O governo federal deve anunciar nos próximos dias uma nova versão do programa de renegociação de dívidas, o Desenrola 2.0. A iniciativa, que está sendo finalizada após reuniões com bancos públicos e privados, tem como objetivo aliviar o endividamento das famílias brasileiras, que segue em níveis elevados.
Segundo o ministro da Fazenda, Dario Durigan, o programa deve permitir que trabalhadores utilizem parte do saldo do Fundo de Garantia do Tempo de Serviço (FGTS) para quitar ou renegociar dívidas bancárias.
De acordo com a CNN, a proposta também inclui descontos expressivos do valor devido e taxas de juros mais baixas, possivelmente abaixo de 2% ao mês. A expectativa é que o anúncio ocorra após o aval do presidente Luiz Inácio Lula da Silva (PT), que discute os últimos ajustes com o Ministério da Fazenda e o setor financeiro.
Como deve funcionar o Desenrola 2.0?
A nova versão do programa segue a lógica da primeira fase, lançada em 2023, mas com mudanças relevantes. Uma das principais novidades é o uso do FGTS como garantia ou meio de pagamento das dívidas, limitado o uso de até 20% do valor depositado.
Ainda de acordo com a CNN, o governo negocia com os bancos condições mais favoráveis para os devedores, incluindo descontos expressivos entre 20% e 90%, além da possibilidade de substituição de dívidas mais caras por crédito com juros menores.
O foco principal será sobre dívidas bancárias, como cartão de crédito, cheque especial e empréstimos sem garantia, que concentram parte relevante do endividamento das famílias.
Segundo a Folha, outro ponto em discussão é a criação de mecanismos para evitar que os beneficiários voltem a se endividar rapidamente após aderirem ao programa, como, por exemplo, uma “quarentena de bets”, onde a pessoa não poderá fazer transferências para plataformas de jogos online, por, no mínimo, seis meses.

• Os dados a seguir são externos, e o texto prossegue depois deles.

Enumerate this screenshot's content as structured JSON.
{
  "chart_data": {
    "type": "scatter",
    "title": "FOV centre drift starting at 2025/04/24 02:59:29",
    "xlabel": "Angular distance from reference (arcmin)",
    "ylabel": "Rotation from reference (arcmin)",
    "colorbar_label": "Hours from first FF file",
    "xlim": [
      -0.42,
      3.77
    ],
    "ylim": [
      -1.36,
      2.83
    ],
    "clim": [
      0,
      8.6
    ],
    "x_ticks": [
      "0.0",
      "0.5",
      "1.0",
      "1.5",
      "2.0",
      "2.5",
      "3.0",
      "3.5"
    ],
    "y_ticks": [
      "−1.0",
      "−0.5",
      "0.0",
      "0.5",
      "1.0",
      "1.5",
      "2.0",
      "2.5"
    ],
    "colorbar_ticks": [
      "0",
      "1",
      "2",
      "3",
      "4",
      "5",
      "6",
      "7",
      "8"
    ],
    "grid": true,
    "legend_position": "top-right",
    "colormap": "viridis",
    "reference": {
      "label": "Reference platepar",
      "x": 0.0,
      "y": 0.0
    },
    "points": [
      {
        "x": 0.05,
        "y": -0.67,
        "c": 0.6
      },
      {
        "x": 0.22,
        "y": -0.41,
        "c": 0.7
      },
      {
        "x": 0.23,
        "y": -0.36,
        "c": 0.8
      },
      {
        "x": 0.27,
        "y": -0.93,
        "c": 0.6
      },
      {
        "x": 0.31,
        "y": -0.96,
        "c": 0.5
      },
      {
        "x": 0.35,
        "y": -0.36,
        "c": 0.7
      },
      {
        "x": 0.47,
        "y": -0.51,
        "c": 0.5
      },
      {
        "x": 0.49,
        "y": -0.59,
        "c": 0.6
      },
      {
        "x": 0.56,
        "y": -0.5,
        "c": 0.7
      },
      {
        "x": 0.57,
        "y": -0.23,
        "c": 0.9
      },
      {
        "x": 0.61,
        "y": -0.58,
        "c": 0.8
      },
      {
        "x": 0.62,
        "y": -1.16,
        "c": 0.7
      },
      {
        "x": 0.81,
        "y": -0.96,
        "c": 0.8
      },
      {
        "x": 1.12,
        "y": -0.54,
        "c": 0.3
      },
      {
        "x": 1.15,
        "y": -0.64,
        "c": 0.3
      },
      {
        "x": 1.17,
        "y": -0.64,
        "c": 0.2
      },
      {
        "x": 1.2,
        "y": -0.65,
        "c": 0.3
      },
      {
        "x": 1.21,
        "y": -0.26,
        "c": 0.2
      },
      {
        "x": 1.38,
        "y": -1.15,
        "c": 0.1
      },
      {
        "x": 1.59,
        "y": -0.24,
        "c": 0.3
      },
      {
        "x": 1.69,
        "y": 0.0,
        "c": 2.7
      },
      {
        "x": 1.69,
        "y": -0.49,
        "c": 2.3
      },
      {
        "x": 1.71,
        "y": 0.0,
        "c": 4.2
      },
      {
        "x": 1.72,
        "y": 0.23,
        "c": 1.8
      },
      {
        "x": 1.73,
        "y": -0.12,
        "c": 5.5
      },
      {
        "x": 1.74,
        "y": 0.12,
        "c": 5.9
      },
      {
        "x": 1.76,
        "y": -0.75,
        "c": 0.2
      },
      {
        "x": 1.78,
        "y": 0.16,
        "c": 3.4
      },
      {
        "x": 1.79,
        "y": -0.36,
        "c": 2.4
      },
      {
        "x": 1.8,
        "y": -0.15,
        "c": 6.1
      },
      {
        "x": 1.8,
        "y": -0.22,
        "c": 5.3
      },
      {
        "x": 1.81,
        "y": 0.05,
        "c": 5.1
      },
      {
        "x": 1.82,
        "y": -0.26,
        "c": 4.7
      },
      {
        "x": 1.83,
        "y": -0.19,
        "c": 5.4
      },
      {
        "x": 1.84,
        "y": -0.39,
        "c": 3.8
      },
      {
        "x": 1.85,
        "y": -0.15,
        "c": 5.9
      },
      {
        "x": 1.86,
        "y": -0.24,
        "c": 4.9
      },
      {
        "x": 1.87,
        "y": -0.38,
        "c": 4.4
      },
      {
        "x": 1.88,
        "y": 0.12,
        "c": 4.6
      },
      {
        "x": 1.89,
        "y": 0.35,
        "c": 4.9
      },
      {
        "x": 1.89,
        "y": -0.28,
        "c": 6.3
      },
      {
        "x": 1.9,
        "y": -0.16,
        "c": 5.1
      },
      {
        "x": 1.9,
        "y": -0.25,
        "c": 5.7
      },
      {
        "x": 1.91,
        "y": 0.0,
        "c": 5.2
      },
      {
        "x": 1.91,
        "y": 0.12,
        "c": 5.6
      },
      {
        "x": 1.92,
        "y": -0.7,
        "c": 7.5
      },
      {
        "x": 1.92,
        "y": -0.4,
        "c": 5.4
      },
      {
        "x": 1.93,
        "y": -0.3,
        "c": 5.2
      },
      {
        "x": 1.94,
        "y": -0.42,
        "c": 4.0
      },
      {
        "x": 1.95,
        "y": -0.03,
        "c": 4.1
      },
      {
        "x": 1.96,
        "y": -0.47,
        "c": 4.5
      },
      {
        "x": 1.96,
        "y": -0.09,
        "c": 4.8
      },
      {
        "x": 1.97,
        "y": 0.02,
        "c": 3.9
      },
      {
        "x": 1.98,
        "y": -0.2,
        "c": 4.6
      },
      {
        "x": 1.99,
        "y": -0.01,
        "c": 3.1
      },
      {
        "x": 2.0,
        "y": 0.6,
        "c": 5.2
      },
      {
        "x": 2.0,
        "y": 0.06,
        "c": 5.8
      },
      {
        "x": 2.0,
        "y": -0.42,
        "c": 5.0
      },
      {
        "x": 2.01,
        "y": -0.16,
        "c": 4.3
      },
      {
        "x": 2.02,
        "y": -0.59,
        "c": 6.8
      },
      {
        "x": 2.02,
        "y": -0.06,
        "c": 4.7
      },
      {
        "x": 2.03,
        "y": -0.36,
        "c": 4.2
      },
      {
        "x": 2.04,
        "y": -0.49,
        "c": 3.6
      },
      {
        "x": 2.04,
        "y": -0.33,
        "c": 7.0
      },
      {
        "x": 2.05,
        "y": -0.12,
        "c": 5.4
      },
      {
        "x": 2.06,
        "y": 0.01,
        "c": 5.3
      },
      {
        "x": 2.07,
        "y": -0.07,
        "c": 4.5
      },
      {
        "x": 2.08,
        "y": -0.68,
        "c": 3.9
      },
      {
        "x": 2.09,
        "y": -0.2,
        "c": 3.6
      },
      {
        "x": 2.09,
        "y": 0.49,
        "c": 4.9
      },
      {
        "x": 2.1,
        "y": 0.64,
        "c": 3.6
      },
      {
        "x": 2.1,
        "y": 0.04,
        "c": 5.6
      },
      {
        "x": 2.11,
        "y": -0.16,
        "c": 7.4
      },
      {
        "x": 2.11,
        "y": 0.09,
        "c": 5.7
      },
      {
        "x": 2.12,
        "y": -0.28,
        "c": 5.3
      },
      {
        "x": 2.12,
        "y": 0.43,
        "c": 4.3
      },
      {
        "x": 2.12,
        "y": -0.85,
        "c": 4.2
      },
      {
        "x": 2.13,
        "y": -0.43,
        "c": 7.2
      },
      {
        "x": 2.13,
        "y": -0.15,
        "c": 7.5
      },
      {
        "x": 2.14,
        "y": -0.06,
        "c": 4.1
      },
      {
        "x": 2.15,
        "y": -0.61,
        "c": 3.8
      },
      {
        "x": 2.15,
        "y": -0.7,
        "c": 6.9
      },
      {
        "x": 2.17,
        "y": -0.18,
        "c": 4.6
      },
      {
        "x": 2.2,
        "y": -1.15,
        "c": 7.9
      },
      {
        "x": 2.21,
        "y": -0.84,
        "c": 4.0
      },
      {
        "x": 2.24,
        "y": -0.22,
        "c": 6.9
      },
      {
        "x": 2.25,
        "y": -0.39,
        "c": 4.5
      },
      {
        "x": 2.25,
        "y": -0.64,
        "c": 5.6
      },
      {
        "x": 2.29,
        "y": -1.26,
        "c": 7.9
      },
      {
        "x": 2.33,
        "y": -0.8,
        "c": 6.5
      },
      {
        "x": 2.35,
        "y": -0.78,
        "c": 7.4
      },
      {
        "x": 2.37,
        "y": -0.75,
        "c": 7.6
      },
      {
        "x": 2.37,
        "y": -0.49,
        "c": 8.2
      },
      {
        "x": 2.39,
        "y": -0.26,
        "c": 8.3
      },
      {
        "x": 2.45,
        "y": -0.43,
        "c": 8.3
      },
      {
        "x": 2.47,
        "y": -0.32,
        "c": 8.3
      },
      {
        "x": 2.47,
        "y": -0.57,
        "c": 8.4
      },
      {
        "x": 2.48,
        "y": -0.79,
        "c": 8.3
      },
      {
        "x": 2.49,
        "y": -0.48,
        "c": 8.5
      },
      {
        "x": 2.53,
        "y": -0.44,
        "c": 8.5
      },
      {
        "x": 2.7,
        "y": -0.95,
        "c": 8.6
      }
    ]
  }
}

Desenrola 2.0 para empresas
Ainda de acordo com a Folha, o governo também pretende incluir os microempreendedores individuais (MEIs), micro e pequenas empresas, devedores de créditos estudantis, motoristas de apps, taxistas e caminhoneiros.
Dario Durigan chegou a afirmar que o programa de renegociação poderá ocorrer em fases, mas com focos em três grupos: famílias, pequenas empresas e trabalhadores informais.
Endividamento elevado pressiona governo
O lançamento do Desenrola 2.0 ocorre em um momento em que o endividamento das famílias brasileiras atingiu o maior nível da série histórica.
Conforme publicado no O Brasilianista, dados recentes do BC mostram que as dívidas já equivalem a cerca de 49,9% da renda disponível, indicando que quase metade do que as famílias ganham está comprometida com obrigações financeiras.
Juros altos ampliam pressão sobre o orçamento
Além do volume de dívidas, o peso dessas obrigações no orçamento também aumentou. O comprometimento da renda, que mede quanto da renda mensal é destinado ao pagamento de parcelas, chegou a cerca de 29,7%, também refletindo um patamar elevado.
Esse cenário está diretamente ligado ao custo do crédito no país, com taxas ainda altas, especialmente em linhas como cartão de crédito e cheque especial. Na prática, isso reduz a capacidade de consumo das famílias e aumenta o risco de inadimplência.